There's no denying the European Parliament has had its challenges when it comes to ethics. Who could forget the cash for amendments scandal of 2011? But that such challenges exist shouldn't be taken to mean the Parliament hasn't shown it's serious about tackling them and we have seen some important changes take place over the last two years.

In 2012, the European Parliament introduced its first real code of conduct for members. The new rules clarify the definition of gifts received by those acting in an official capacity and demand MEPs declare any income received outside parliamentary salaries as well as declare all events attended at third party expense.

And there are penalties for those who break the rules, ranging from a warning to a suspension of Parliamentary activities. The worst for any politician, though, is probably that the penalties are published on the web.

Other steps too have been taken to address conflicts of interest and safeguard against an often-criticized 'revolving door' culture within the EU. The European Parliament this year voted for a resolution urging the European Food Safety Authority (EFSA) to introduce a two-year cooling off period for scientists with ties to the agriculture and food industries from working at the agency. And in November 2012 the European Parliament's Economic and Monetary Policy (ECON) Committee voted for a two year "cooling-off period" to prevent members of the ECB Supervisory Board from taking up paid work in the banking sector upon leaving office.

Yet despite such positive steps there is admittedly far more that needs to be done to bolster the twin pillars of transparency and accountability.

First, there must be even more in the way of clear rules to ensure the responsible committee can extend its mandate and fully and comprehensively investigate potential malpractice. Today's "advisory committee on the conduct of members", of which I am currently the chair, is just the first step in the right direction.

The EU must also continue to encourage the reporting of malpractice. It already has some of the strictest whistle blowing rules in the world adopted in 2004 with legislative force. And the Commission adopted more recent guidelines on whistle blowing that elaborate on these rules. These are welcome developments, but we must build on them to further strengthen a culture of encouraging and supporting whistle-blowers.

Excessive bureaucracy too can lead to the kind of waste that EU citizens rightly feel aggrieved about. Taxpayer's money ought to be spent on growing the EU's economy instead of an already huge bureaucracy that can fosters the kind of administrative discretion that makes waste and malpractice easier to come by.

Reform for one of the world's largest administrative structures, will be an on-going process and one that will no doubt encounter many teething problems.

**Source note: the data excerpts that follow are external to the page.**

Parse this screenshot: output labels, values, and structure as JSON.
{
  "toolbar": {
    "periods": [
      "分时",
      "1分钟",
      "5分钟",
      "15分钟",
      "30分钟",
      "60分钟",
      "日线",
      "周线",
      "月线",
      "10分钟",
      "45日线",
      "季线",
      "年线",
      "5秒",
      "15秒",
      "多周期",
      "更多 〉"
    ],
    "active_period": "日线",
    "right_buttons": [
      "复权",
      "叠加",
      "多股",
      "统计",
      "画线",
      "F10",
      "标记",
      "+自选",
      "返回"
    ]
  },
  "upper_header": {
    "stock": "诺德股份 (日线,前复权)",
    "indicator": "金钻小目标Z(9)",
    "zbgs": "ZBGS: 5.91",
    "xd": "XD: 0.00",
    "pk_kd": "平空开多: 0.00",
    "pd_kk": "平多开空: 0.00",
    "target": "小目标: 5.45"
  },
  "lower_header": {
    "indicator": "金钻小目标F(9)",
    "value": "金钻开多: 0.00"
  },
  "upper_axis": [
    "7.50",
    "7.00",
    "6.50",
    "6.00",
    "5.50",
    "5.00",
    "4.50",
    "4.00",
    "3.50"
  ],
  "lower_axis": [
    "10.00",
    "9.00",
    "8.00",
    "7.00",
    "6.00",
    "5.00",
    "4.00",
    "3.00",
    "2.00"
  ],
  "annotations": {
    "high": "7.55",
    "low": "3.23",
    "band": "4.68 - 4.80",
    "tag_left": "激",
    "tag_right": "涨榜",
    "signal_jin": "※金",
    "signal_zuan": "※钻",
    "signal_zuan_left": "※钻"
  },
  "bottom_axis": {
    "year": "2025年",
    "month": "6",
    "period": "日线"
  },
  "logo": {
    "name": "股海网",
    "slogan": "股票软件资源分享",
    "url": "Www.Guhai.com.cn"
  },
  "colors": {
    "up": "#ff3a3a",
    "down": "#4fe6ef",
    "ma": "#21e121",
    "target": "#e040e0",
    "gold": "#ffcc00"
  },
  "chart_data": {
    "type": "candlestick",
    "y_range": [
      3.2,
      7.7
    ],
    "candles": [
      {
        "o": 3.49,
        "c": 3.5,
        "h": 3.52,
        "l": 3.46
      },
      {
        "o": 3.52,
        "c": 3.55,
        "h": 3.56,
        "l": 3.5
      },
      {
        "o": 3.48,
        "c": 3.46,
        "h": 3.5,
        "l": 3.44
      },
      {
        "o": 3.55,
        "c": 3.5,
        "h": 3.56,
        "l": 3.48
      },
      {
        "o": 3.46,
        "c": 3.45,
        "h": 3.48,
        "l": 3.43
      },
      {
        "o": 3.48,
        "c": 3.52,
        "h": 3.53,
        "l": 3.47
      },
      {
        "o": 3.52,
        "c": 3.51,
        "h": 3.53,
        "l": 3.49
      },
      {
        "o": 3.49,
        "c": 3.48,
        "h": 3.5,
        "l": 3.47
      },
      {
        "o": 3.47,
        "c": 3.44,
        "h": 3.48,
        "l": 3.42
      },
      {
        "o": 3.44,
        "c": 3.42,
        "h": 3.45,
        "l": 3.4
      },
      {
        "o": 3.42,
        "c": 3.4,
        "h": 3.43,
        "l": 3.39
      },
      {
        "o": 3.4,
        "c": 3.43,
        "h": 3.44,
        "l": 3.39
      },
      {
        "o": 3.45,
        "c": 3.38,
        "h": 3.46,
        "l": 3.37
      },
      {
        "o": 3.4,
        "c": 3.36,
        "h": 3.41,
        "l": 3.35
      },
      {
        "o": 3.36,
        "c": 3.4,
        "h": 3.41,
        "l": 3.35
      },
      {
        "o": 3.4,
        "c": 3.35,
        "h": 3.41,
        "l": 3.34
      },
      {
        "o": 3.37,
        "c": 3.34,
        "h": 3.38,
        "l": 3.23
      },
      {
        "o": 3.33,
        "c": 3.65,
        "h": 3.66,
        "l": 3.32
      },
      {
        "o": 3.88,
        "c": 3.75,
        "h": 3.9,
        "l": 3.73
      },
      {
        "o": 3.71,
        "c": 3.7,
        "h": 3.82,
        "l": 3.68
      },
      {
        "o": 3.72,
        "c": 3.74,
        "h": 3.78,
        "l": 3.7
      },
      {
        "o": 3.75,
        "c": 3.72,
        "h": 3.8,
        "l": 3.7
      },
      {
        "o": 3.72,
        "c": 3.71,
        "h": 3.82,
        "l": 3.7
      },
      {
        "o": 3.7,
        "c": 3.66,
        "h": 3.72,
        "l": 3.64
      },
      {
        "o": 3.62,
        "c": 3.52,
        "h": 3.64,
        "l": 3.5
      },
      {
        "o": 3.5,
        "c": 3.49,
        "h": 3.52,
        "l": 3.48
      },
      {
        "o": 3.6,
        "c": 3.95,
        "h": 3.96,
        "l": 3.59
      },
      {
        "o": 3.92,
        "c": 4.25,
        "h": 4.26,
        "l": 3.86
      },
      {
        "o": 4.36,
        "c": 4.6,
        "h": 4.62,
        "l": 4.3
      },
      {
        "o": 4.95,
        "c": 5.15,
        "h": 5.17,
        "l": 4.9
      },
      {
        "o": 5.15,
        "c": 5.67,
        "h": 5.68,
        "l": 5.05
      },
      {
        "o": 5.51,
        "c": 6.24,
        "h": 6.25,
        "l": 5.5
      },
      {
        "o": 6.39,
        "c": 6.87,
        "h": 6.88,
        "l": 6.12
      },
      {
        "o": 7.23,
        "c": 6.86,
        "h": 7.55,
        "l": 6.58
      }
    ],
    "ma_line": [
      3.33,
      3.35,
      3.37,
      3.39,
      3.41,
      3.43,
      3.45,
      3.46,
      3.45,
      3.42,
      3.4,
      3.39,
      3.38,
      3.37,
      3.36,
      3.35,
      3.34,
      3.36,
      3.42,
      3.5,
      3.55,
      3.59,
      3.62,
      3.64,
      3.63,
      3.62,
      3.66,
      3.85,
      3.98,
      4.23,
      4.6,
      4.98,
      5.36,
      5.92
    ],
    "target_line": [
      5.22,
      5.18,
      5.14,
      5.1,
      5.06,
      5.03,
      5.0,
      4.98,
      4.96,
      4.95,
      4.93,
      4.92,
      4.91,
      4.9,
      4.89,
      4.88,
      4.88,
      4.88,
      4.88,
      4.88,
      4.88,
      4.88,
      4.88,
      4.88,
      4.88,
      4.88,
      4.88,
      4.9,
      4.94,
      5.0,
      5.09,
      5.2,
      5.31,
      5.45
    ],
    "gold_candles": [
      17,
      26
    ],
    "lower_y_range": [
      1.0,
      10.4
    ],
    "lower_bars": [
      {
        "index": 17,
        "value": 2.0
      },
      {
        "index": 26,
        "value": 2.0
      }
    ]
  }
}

It was, for instance, after it emerged that 12% of the submitted declarations of interest from MEPs contained no information other than MEP's name and date of submission that the Advisory Committee decided to recommend monitoring procedures to analyse empty declarations. Similar types of recourse will no doubt have to take effect across a wider range of provisions for us to see longer lasting change.

Finally, the topic of European Parliamentary ethics touches on a broader issue - reform and transparency of the EU as a whole. Results from this year's European elections highlight the urgent need for the EU to stop navel gazing, take structural reform seriously and re-connect with its citizens. Voter apathy and the dramatic rise in the number of anti-EU parties stem from a distinct feeling by citizens that EU politicians are too distant and only add unnecessary EU regulations.

Not promoting economic growth, burdening businesses with red tape and struggling to speak with a unified voice add to this lack of disengagement and voter apathy.

However with a new President for the European Commission to be announced, and a new European Parliament President to be elected by MEPs in July, the time for reform is now.

Yes it's time for a new President to be elected in a transparent and fair process, instead of deals being done in secret. Yes it's time for a President to introduce reforms to reduce red tape and unnecessary bureaucracy, rather than stifle our citizens with over regulation. And yes it's time for a President to have a vision for the 21st century, to embrace the digital single market and help boost economic growth.

I am sure you also believe: "Yes, it's time".